Johnson opens a complex dialogue about American culture. Throughout the show, she contrasts her experiences in South Africa with those of her time in the United States. Describing America as a “corporation,” she uses her perspective as a woman of color from a different country to evaluate American society and suggest changes she sees as imperative to the development of the state.
“It’s important for shows like mine to exist on campuses like this, where people are in a space of believing that they are inclusive, believing that they are being diversely intuned, believing that they are working in the right direction toward gaining equality for social justice and social equity and for minorities,” Johnson said. “People need to hear a message of ‘Oh wait, are we what we say we are? Are we doing what we say we do?’”
Following the show, Johnson spent time talking to students, listening to their reactions and recovering from the immense emotional distress that envelops her during the show.

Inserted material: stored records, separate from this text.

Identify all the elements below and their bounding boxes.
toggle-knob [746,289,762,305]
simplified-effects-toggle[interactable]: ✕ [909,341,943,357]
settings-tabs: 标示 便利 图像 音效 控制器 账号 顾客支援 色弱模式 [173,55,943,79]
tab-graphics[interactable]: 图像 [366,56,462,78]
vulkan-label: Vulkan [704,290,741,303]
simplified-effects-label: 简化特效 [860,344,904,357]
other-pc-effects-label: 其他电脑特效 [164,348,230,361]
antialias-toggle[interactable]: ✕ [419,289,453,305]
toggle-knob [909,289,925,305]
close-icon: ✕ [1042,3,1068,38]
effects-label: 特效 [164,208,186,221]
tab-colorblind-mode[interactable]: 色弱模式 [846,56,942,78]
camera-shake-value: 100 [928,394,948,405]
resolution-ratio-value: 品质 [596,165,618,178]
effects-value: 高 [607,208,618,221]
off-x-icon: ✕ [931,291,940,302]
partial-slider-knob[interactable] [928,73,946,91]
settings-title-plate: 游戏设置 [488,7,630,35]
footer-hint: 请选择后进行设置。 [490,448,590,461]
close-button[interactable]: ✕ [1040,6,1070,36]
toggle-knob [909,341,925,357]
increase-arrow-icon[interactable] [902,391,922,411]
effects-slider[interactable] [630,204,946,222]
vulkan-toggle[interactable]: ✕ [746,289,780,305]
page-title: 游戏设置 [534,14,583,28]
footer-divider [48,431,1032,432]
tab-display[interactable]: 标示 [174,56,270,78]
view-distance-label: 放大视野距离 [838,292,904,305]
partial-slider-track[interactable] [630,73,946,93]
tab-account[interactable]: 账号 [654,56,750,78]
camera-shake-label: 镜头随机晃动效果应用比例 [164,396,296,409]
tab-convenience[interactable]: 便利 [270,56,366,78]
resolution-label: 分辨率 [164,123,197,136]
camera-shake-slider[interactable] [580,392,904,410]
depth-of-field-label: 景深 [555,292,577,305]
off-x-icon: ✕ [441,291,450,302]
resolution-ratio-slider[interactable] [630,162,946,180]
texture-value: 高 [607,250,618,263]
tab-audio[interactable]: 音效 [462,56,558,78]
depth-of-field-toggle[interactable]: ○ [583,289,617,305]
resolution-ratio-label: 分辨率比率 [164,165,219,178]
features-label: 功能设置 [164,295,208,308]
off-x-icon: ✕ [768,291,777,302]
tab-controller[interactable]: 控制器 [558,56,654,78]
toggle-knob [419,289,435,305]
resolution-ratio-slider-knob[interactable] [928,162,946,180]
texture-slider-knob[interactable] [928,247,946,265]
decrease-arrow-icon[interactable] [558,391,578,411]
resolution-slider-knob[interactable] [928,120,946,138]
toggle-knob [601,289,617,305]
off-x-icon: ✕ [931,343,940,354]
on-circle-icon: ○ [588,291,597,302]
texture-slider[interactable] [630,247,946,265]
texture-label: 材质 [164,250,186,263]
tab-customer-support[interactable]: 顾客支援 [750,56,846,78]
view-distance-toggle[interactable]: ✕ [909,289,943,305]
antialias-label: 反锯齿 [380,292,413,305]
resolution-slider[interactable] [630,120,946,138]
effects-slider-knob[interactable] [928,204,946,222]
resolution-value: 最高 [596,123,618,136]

For her, this is one of the most meaningful parts.
“People of color were so grateful to see someone that looked like them on the stage here,” Johnson said. “And that always breaks my heart because again, you can’t tell me you’re an inclusive space if the only people being presented for the most part are white.”
For Robinson, bringing “geel” to Bowdoin is part of a conscious effort to increase representation of people of color on campus and create dialogue about race. But Robinson noted that the performance is not only beneficial for acting students, but also for the general audience.
“I hope it shows that you can take really powerful, really personal material and put it to good use and own it in a way that turns it into a work of art that you can share with people,” Robinson said.